Explore This IssueACEP Now: Vol 34 – No 03 – March 2015
In 2013, ACEP updated its clinical policy for the use of intravenous tissue plasminogen activator (tPA) for the management of acute ischemic stroke in the emergency department.1 This statement, eight years in the making, was published jointly by ACEP and the American Academy of Neurology (AAN) and endorsed by the Emergency Nurses Association and the Neurocritical Care Society.
Now it’s toast.
The ensuing outcry following its publication, followed by an ACEP Council resolution to reconsider the content, has led to a wholesale revision. Most important, even more than the proposed changes to this policy, were the changes to the clinical policy process, with improved adherence to rating methodology, an open comment period to draft policies, and improved management of conflict-of-interest (COI) issues. The last issue, management of COI, was a substantial source of prior controversy, covered in part by an investigative piece about untrustworthy guidelines in The BMJ.2 The authorship of this new version of the tPA policy has changed, and any association with the AAN is conspicuously absent.
The changes enshrined in this draft are substantial. The 2013 version made two recommendations regarding the use of IV tPA in the emergency department. The first, a Level A recommendation reflecting a high degree of clinical certainty, recommended tPA be offered to ischemic stroke patients meeting National Institute of Neurological Disorders and Stroke (NINDS) criteria who are treatable within 3 hours. The second, a Level B recommendation reflecting moderate clinical certainty, recommended tPA be offered to patients meeting European Cooperative Acute Stroke Study (ECASS) III criteria who are treatable between 3 and 4.5 hours. A caveat provided for this second recommendation noted the US Food and Drug Administration license for tPA is limited to 3 hours, with the subsequent application for extension having been rejected.
The changes enshrined in this draft are substantial.

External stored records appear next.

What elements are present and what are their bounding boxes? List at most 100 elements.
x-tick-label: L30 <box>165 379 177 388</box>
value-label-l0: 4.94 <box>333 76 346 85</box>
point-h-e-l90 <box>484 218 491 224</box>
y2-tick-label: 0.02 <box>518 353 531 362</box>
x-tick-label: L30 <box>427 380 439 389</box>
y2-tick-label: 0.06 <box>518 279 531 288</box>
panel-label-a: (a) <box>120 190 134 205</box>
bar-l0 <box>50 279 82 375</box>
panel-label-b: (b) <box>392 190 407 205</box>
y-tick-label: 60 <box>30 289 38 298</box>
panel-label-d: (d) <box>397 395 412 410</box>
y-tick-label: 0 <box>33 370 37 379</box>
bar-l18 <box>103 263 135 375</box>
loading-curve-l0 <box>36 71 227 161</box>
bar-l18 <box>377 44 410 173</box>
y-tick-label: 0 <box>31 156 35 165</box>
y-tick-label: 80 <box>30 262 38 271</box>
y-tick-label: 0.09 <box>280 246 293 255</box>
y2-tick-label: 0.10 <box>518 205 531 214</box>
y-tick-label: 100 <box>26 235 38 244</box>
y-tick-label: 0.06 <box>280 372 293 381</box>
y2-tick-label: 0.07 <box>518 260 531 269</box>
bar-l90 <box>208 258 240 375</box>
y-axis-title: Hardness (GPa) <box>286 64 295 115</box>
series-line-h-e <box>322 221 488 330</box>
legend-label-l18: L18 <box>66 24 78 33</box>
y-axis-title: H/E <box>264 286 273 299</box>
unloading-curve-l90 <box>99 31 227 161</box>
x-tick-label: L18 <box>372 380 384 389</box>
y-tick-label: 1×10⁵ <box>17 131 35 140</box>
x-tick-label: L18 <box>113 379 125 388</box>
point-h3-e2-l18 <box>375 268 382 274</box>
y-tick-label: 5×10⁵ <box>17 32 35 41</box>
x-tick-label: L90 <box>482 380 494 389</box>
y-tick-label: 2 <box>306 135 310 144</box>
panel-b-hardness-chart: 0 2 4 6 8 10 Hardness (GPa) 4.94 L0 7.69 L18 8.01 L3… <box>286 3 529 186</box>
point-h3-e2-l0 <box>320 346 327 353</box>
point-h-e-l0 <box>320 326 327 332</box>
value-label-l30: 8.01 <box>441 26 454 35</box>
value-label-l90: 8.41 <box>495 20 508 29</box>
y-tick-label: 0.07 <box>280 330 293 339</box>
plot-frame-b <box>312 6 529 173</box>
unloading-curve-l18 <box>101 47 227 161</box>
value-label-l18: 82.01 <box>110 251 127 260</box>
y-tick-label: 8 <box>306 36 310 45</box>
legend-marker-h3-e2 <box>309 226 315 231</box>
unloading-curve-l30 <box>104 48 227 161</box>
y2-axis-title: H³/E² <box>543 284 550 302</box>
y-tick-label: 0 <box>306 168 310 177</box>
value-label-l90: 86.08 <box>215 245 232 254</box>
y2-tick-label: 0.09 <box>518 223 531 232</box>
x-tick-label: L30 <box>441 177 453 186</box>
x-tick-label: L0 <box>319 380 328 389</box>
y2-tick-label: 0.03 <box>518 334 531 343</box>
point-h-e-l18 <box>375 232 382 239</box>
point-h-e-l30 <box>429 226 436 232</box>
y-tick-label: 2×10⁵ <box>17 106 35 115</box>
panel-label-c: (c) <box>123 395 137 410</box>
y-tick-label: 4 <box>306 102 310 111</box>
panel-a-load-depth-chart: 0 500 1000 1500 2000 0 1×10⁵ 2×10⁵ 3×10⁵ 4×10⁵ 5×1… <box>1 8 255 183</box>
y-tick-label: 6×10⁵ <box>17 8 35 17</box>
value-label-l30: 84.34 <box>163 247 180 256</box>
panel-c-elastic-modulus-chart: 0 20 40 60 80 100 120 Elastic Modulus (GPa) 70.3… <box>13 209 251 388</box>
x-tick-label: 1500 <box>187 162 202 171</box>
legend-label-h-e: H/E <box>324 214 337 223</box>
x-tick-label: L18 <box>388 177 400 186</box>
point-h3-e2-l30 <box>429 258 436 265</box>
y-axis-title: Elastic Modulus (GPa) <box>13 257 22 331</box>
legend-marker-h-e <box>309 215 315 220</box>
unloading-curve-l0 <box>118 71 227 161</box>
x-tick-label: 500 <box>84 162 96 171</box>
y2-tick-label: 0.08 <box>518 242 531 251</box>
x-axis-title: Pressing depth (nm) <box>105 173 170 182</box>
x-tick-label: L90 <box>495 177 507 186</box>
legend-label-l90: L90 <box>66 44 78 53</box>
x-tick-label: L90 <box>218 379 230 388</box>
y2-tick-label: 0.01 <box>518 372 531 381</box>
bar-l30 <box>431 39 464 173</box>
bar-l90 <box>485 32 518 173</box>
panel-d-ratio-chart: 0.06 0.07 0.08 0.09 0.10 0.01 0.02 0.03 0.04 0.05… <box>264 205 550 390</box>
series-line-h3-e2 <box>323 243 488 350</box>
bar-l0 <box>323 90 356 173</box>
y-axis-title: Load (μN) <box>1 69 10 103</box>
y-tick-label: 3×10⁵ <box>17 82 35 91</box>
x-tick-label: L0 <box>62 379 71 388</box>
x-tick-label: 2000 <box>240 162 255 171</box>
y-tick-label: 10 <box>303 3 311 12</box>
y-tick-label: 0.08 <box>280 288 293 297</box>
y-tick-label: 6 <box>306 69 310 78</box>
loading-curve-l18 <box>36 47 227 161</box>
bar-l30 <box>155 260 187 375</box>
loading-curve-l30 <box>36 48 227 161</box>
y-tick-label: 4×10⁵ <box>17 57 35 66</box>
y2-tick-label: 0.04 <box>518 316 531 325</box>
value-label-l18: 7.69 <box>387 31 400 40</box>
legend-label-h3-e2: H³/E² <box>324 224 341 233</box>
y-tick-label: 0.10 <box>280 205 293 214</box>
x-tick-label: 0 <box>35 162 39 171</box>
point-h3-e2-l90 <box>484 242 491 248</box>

The 2013 version made two recommendations regarding the use of IV tPA in the emergency department.
Many emergency physicians felt these recommendations placed them in a difficult position by endorsing a treatment with significant adverse effects. While stroke neurologists and the American Heart Association forged ahead, with substantial contributions from Genentech, a vocal cohort of emergency physicians continued to express reservations and call for more data. In March 2014, the Australasian College for Emergency Medicine outlined a position statement indicating tPA was a potentially beneficial treatment for stroke but such treatment could not be considered a standard of care in light of conflicting evidence.3 Then, in September 2014, the UK Medicines and Healthcare Products Regulatory Agency reopened a review of the “balance of benefits and risks” of the use of tPA for stroke.4 Now this new tPA policy draft shifts ACEP in the same direction.